Senate Minority Leader Enyinnaya Abaribe has cautioned the Peoples Democratic Party (PDP) and All Progressives Congress (APC) against citing insecurity as a reason why the Southeast should not be given a chance to produce their 2023 presidential candidates.
Abaribe said at the inauguration of Igbonine, a group promoting Nigerian president of Southeast extraction in Enugu, Enugu State yesterday, that the APC and the PDP cannot pretend not to be aware that the Igbo had been pushed to the fringes in the country.
He pointed out that every Igbo believes that is a Nigerian and therefore has a legal right ”to aspire to President of Nigeria.”
His words: “ So, let no one say to us, ‘because of the insecurity in Southeast, an Igbo cannot be President of Nigeria in 2023. I have started hearing some people threatening that. Do not use a different standard for different people in the same country,
“Was there no trouble in the Northwest when (Muhammadu) Buhari (from Katsina State) was elected President? In, fact, Buhari was nominated by Boko-Haram during President Goodluck Jonathan’s Presidency as their negotiator.
”No amount of threat should stop Ndigbo from consistently demanding an equitable treatment in Nigeria and that which is our due. We’re Nigerians and should be given everything that is due to us, including Presidency.”
Abaribe also lamented that Nigeria is stifling almost every zone, insisting that only restructuring was capable of solving the problem.
He said: “If the dominant position in Nigeria today is restructuring, then the minimal demand of Ndigbo in Nigeria cannot be anything less than that of restructuring.
“We cannot be in a country where my own child will be required to score 120 percent to enter a unity school while another child from elsewhere will be required to score just two points to gain admission to the same school.”
The lawmaker maintained that all that the Igbo wanted in a united Nigeria is to be emancipated from unfair treatment in their own country.
His words: “The Igbo want emancipation. We have gone through a lot; we have gone through war and even the money we had was reduced to 20 pounds. But we rose from the ashes of that war and became the glue that holds Nigeria together today.”
“We are in every village in Nigeria and we are the largest domestic investors in Nigeria. That is why anywhere you go you must see an Igboman.
“But, some people are trying to push us out of Nigeria.
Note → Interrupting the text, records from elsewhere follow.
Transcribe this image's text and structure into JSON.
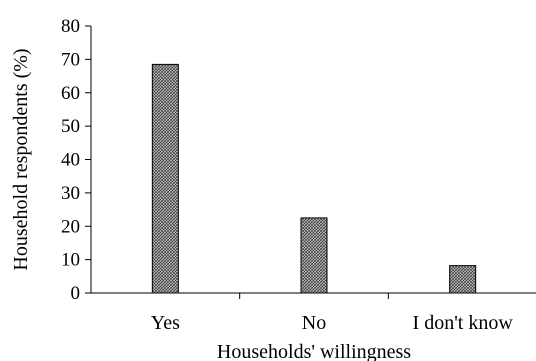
{
  "chart_data": {
    "type": "bar",
    "categories": [
      "Yes",
      "No",
      "I don't know"
    ],
    "values": [
      68.5,
      22.5,
      8.2
    ],
    "xlabel": "Households' willingness",
    "ylabel": "Household respondents (%)",
    "ylim": [
      0,
      80
    ],
    "yticks": [
      0,
      10,
      20,
      30,
      40,
      50,
      60,
      70,
      80
    ],
    "grid": false,
    "legend": "none",
    "bar_fill": "crosshatch",
    "colors": {
      "bar_stroke": "#000000",
      "hatch": "#555555",
      "axis": "#000000"
    }
  }
}
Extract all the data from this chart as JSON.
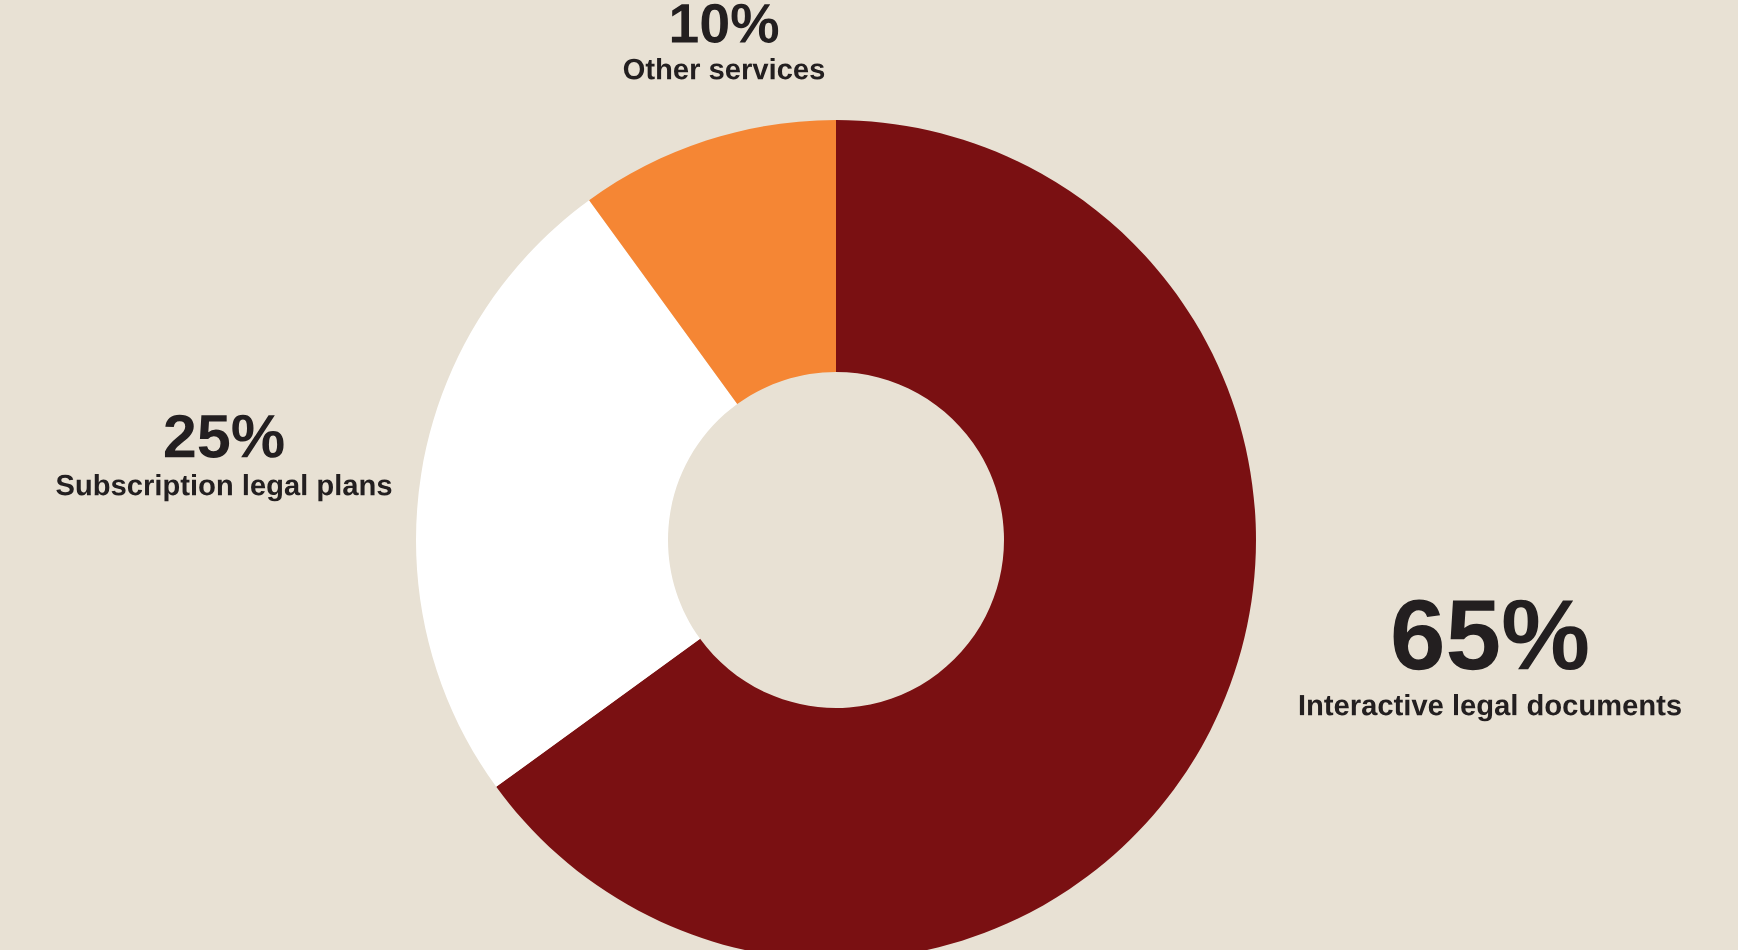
{
  "chart_data": {
    "type": "donut",
    "categories": [
      "Interactive legal documents",
      "Subscription legal plans",
      "Other services"
    ],
    "values": [
      65,
      25,
      10
    ],
    "value_labels": [
      "65%",
      "25%",
      "10%"
    ],
    "colors": [
      "#7a1012",
      "#ffffff",
      "#f58634"
    ],
    "legend": false
  }
}
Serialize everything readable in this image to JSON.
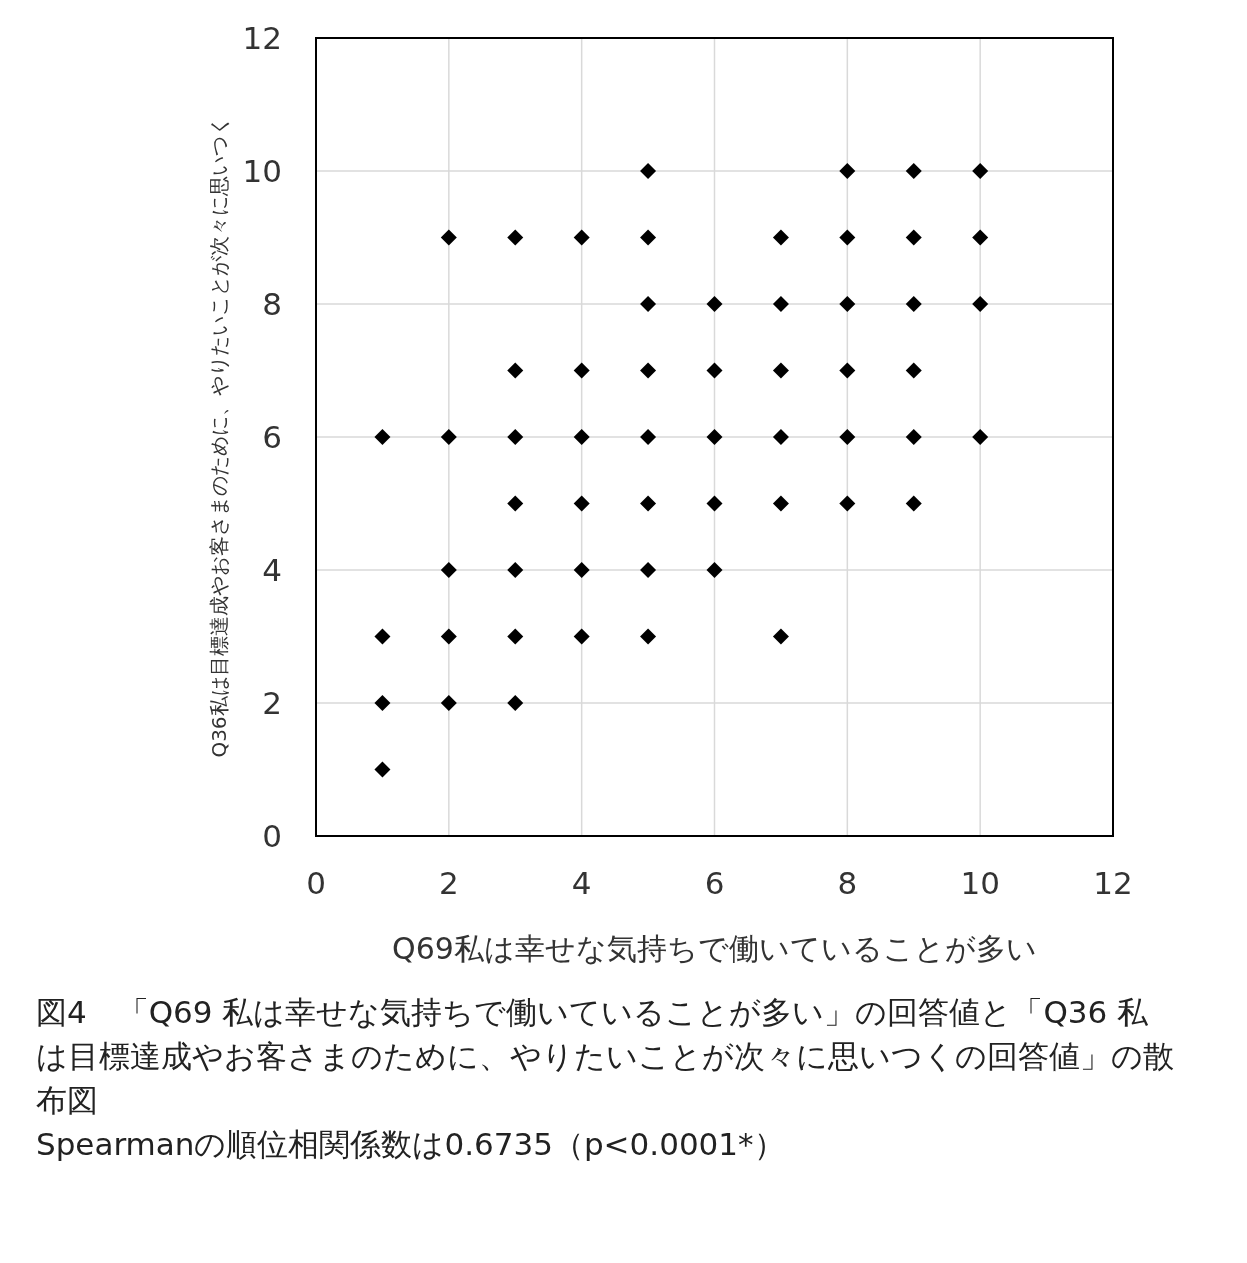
{
  "chart_data": {
    "type": "scatter",
    "xlabel": "Q69私は幸せな気持ちで働いていることが多い",
    "ylabel": "Q36私は目標達成やお客さまのために、やりたいことが次々に思いつく",
    "x": [
      1,
      1,
      1,
      1,
      2,
      2,
      2,
      2,
      2,
      3,
      3,
      3,
      3,
      3,
      3,
      3,
      4,
      4,
      4,
      4,
      4,
      4,
      5,
      5,
      5,
      5,
      5,
      5,
      5,
      5,
      6,
      6,
      6,
      6,
      6,
      7,
      7,
      7,
      7,
      7,
      7,
      8,
      8,
      8,
      8,
      8,
      8,
      9,
      9,
      9,
      9,
      9,
      9,
      10,
      10,
      10,
      10
    ],
    "series": [
      {
        "color": "#000000",
        "values": [
          6,
          3,
          2,
          1,
          9,
          6,
          4,
          3,
          2,
          9,
          7,
          6,
          5,
          4,
          3,
          2,
          9,
          7,
          6,
          5,
          4,
          3,
          10,
          9,
          8,
          7,
          6,
          5,
          4,
          3,
          8,
          7,
          6,
          5,
          4,
          9,
          8,
          7,
          6,
          5,
          3,
          10,
          9,
          8,
          7,
          6,
          5,
          10,
          9,
          8,
          7,
          6,
          5,
          10,
          9,
          8,
          6
        ]
      }
    ],
    "xlim": [
      0,
      12
    ],
    "ylim": [
      0,
      12
    ],
    "xticks": [
      0,
      2,
      4,
      6,
      8,
      10,
      12
    ],
    "yticks": [
      0,
      2,
      4,
      6,
      8,
      10,
      12
    ],
    "grid": true,
    "marker": "diamond",
    "annotations": [
      "図4　「Q69 私は幸せな気持ちで働いていることが多い」の回答値と「Q36 私は目標達成やお客さまのために、やりたいことが次々に思いつくの回答値」の散布図",
      "Spearmanの順位相関係数は0.6735（p<0.0001*）"
    ]
  }
}
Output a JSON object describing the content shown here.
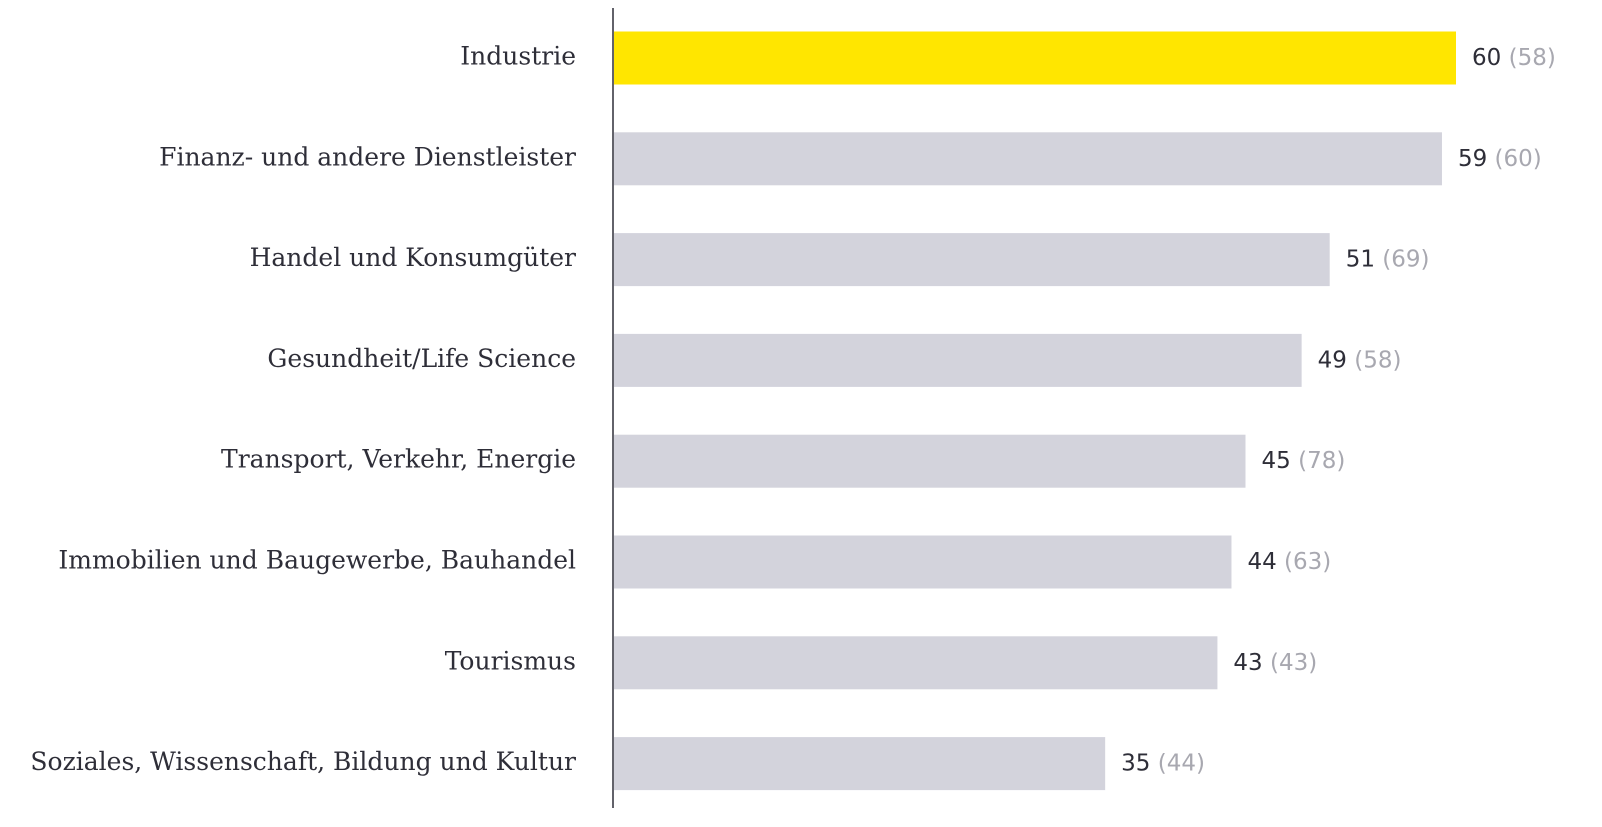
{
  "chart_data": {
    "type": "bar",
    "orientation": "horizontal",
    "categories": [
      "Industrie",
      "Finanz- und andere Dienstleister",
      "Handel und Konsumgüter",
      "Gesundheit/Life Science",
      "Transport, Verkehr, Energie",
      "Immobilien und Baugewerbe, Bauhandel",
      "Tourismus",
      "Soziales, Wissenschaft, Bildung und Kultur"
    ],
    "values": [
      60,
      59,
      51,
      49,
      45,
      44,
      43,
      35
    ],
    "colors": [
      "#ffe600",
      "#d3d3dc",
      "#d3d3dc",
      "#d3d3dc",
      "#d3d3dc",
      "#d3d3dc",
      "#d3d3dc",
      "#d3d3dc"
    ],
    "prior_values": [
      58,
      60,
      69,
      58,
      78,
      63,
      43,
      44
    ],
    "prior_value_labels": [
      "(58)",
      "(60)",
      "(69)",
      "(58)",
      "(78)",
      "(63)",
      "(43)",
      "(44)"
    ],
    "xlim": [
      0,
      60
    ]
  }
}
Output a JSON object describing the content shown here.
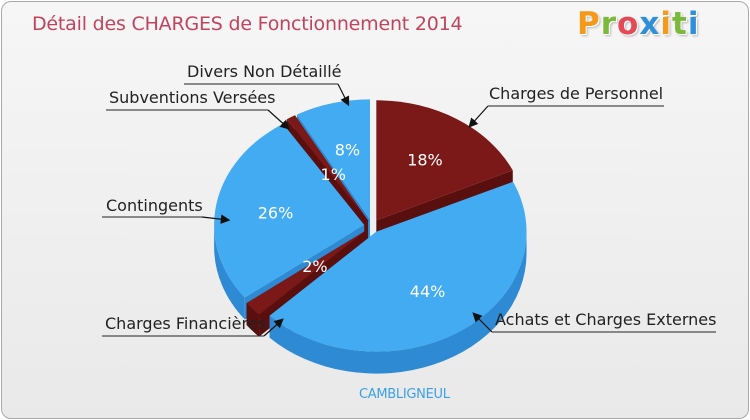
{
  "title": "Détail des CHARGES de Fonctionnement 2014",
  "logo": {
    "text": "Proxiti",
    "letter_colors": [
      "#f39a1a",
      "#7bb93a",
      "#e24a55",
      "#2f8fd8",
      "#f39a1a",
      "#7bb93a",
      "#2f8fd8"
    ]
  },
  "footer": "CAMBLIGNEUL",
  "colors": {
    "blue_top": "#42abf1",
    "blue_side": "#2e8ad2",
    "red_top": "#7b1818",
    "red_side": "#5a0f0f",
    "title": "#c0445e",
    "footer": "#3aa0e6"
  },
  "chart_data": {
    "type": "pie",
    "title": "Détail des CHARGES de Fonctionnement 2014",
    "slices": [
      {
        "label": "Charges de Personnel",
        "value": 18,
        "value_label": "18%",
        "color": "#7b1818",
        "side_color": "#5a0f0f"
      },
      {
        "label": "Achats et Charges Externes",
        "value": 44,
        "value_label": "44%",
        "color": "#42abf1",
        "side_color": "#2e8ad2"
      },
      {
        "label": "Charges Financières",
        "value": 2,
        "value_label": "2%",
        "color": "#7b1818",
        "side_color": "#5a0f0f"
      },
      {
        "label": "Contingents",
        "value": 26,
        "value_label": "26%",
        "color": "#42abf1",
        "side_color": "#2e8ad2"
      },
      {
        "label": "Subventions Versées",
        "value": 1,
        "value_label": "1%",
        "color": "#7b1818",
        "side_color": "#5a0f0f"
      },
      {
        "label": "Divers Non Détaillé",
        "value": 8,
        "value_label": "8%",
        "color": "#42abf1",
        "side_color": "#2e8ad2"
      }
    ],
    "style": "3d exploded pie"
  }
}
We are not going to leave Nigeria for anybody.
“But, we have a government today that has manifested a sectional approach to governance as we all know that.
“It is a fact that Boko Haram has devastated some parts of the country, killing, bombing churches and institutions but the Federal Government has not designated it (Boko Haram) as a terrorist group.
“But when our boys down here were carrying flags running round the streets, it was easy for the Federal Government to get them proscribed as a terrorist organisation.
”When we challenged them, the minister of information said that Boko Haram was faceless but our boys were known.
“This unequal treatment of people is the root of all the problems in Nigeria’
The guest speaker at the event, Kingsley Moghalu, said the Igbo must continue to resist any hegemonic worldviews in Nigerian politics and assert their own political relevance through persuasion, firmness, and partnerships with other ethnic groups.
Moghalu, a former deputy governor of the Central Bank of Nigeria(CBN), added that the Igbo must insist on power rotation to the South in 2023 and present a unique argument for a President of Southeast extraction.
“But we must look beyond the APC and PDP as political party-vehicles for this purpose,’’ he said in a keynote address titled “What do we want?”
He added: ”The priority should be placed on the emergence of a competent and visionary Nigerian President from our region, from any of the recognised political parties who can move Nigeria and all its component parts and peoples forward. Restricting ourselves to APC/PDP as “mainstream” parties has effectively rendered the Igbo politically second class in Nigeria because it has prevented us from effectively advancing our strategic interests.”